Pada umumnya, (walaupun tidak semua) orangtua mengklaim telah memberikan yang terbaik untuk anak. Bagi kalangan orangtua berada, yang dimaksud dengan terbaik berkaitan dengan fasilitas-fasilitas, seperti mobil, kamar mewah, sekolah bergengsi, uang jajan berlimpah, kursus, jalan-jalan ke luar negeri, dan lain-lain.
Pokoknya, semua yang serba OK. Namun, di sinilah letak permasalahannya. Karena serba berlebihan atau mewah, anak cenderung menganggap hidup memang harus selalu serba-enak. Hal itu menjadikannya manja dan tidak pernah mengenal kata prihatin. Padahal, untuk membuat anak tumbuh menjadi lebih tegar, sabar dan tahu diri, sesekali diperlukan hal-hal yang kurang enak atau kurang nyaman. Paling tidak, anak harus selalu diingatkan dan dibuat merasakan bahwa di luar sana (di dunia ini) segala sesuatu membutuhkan perjuangan atau usaha. Tidak ada yang gratis.
Setelah lulus sekolah dan mulai bekerja, anak yang biasa dimanjakan dengan kemewahan akan mengalami kesulitan bersaing dengan anak dan keluarga biasa-biasa atau kurang mampu yang sedari kecil sudah ditempa keprihatinan, hidup keras, dan harus selalu berjuang. Mental kurang tegar dan gampang kecewa, anak yang biasa dimanjakan bisa membuatnya kalah bersaing dengan anak yang kurang mampu.
Sebenarnya tidak ada salahnya menjadi kaya atau mampu. Bahkan harus diakui kalau, secara koneksi, anak orang berada jauh lebih beruntung. Namun, yang tidak ada dalam dirinya adalah fighting spirit atau semangat juang.
Karena sudah terbiasa serba ada, serba enak, semua telah disiapkan, tidak pernah terpikir olehnya untuk berjuang mendapatkan sesuatu.

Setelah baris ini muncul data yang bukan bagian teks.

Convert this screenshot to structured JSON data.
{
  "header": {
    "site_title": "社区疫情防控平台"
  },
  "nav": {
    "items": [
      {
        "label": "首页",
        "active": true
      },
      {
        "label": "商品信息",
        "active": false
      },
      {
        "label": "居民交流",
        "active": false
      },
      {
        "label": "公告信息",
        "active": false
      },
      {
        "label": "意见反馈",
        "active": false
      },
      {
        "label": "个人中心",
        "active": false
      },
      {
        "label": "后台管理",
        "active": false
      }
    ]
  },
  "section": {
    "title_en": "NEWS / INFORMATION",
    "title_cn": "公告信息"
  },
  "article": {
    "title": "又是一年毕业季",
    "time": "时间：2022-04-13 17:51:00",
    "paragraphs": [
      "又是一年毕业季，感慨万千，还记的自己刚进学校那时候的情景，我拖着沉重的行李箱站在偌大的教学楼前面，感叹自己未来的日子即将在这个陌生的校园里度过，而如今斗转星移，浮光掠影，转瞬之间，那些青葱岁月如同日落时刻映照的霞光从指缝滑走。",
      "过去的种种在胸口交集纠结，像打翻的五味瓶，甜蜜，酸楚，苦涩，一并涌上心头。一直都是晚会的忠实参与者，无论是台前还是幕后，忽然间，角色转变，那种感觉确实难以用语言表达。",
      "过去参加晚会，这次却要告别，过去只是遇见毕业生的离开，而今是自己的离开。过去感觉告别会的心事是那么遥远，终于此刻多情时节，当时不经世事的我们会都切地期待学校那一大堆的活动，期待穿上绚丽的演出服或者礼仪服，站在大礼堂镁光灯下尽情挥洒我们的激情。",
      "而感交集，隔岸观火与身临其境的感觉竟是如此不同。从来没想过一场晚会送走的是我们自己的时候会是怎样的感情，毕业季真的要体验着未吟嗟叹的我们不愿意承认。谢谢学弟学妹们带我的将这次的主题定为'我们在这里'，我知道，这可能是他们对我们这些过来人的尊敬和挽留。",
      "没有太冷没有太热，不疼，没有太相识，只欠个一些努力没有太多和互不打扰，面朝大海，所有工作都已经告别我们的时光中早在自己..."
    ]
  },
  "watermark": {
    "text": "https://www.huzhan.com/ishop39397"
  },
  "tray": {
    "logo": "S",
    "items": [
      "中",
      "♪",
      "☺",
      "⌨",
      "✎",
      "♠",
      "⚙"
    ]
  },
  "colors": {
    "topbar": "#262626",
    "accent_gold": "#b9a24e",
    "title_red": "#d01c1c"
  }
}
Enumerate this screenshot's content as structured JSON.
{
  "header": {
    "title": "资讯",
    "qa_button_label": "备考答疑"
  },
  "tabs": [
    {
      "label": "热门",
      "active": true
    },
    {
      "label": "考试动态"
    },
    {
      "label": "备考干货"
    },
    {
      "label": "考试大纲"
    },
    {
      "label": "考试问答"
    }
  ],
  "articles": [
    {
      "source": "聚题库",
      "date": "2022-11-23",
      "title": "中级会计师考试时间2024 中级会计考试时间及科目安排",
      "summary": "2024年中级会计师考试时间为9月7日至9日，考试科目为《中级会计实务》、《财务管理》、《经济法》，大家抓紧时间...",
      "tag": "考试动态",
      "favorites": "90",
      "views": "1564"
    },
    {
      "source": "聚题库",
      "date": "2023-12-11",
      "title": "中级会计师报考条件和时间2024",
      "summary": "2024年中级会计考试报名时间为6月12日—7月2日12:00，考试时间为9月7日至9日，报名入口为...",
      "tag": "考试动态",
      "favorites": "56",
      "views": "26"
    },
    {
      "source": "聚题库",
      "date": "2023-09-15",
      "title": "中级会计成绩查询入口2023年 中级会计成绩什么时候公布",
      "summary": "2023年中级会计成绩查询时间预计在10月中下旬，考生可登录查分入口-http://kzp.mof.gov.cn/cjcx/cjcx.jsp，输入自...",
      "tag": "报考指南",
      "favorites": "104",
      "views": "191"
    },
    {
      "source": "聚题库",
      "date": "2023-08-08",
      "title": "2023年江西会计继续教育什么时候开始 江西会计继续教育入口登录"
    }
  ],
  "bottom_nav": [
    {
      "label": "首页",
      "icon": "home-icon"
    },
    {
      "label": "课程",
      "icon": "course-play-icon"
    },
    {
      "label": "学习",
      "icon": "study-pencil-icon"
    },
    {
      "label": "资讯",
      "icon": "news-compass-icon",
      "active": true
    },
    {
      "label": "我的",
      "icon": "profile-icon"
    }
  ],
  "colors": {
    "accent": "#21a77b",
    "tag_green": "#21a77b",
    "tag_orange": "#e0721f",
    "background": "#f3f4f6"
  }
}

Sekarang, coba andaikan kita mengalami hal itu. Kalau semua yang kita inginkan telah tersedia, apakah kita akan bekerja lebih keras dan berjuang terus? Atau sebaiknya menikmati saja apa yang sudah ada? Rasa-rasanya, kebanyakan orang akan menikmati apa yang sudah ada. Ada pepatah yang berbunyi: “Manusia harus terpeleset. baru akan termotivasi untuk berbuat lebih baik”. Namun, bagaimana anak orang kaya bisa termotivasi kalau ia menyadari bahwa dirinya sudah berkecukupan? Bagaimana membuat anak tetap termotivasi untuk selalu ingin maju atau mencapai lebih banyak daripada sekarang, walaupun sudah memiliki segala-galanya? Nah, di sinilah kuncinya: batlah ia menjadi terpaksa.
Caranya gampang saja. Setelah lulus sekolah biarkan ia mencari naflah sendiri. Ia harus dipaksa untuk hidup dari pendapatan sendiri, karena itulah satu-satunya cara supaya ia melihat sendiri, mampukah ia survive tanpa orangtua. Masalahnya, orangtua tega atau tidak.
Kadang, orangtua sendiri yang tidak tega melepas anaknya mandiri, hidup dari penghasilannya sendiri. Atau, sering juga terjadi, setelah lulus sekolah dan bekerja dengan gaji 3 juta rupiah misalnya, si anak disuruh menikah dan berkeluarga, lalu tinggal di rumah mewah pemberian orangtua (mertua) dengan biaya hidup antara 5-7 juta rupiah sebulan. Untuk membayar biaya hidup itu, orangtua tiap bulan masih memberikan uang.
Pertanyaannya, apakah si anak merasa bahagia dengan “pemberian terbaik” orangtua ini, atau sebaliknya?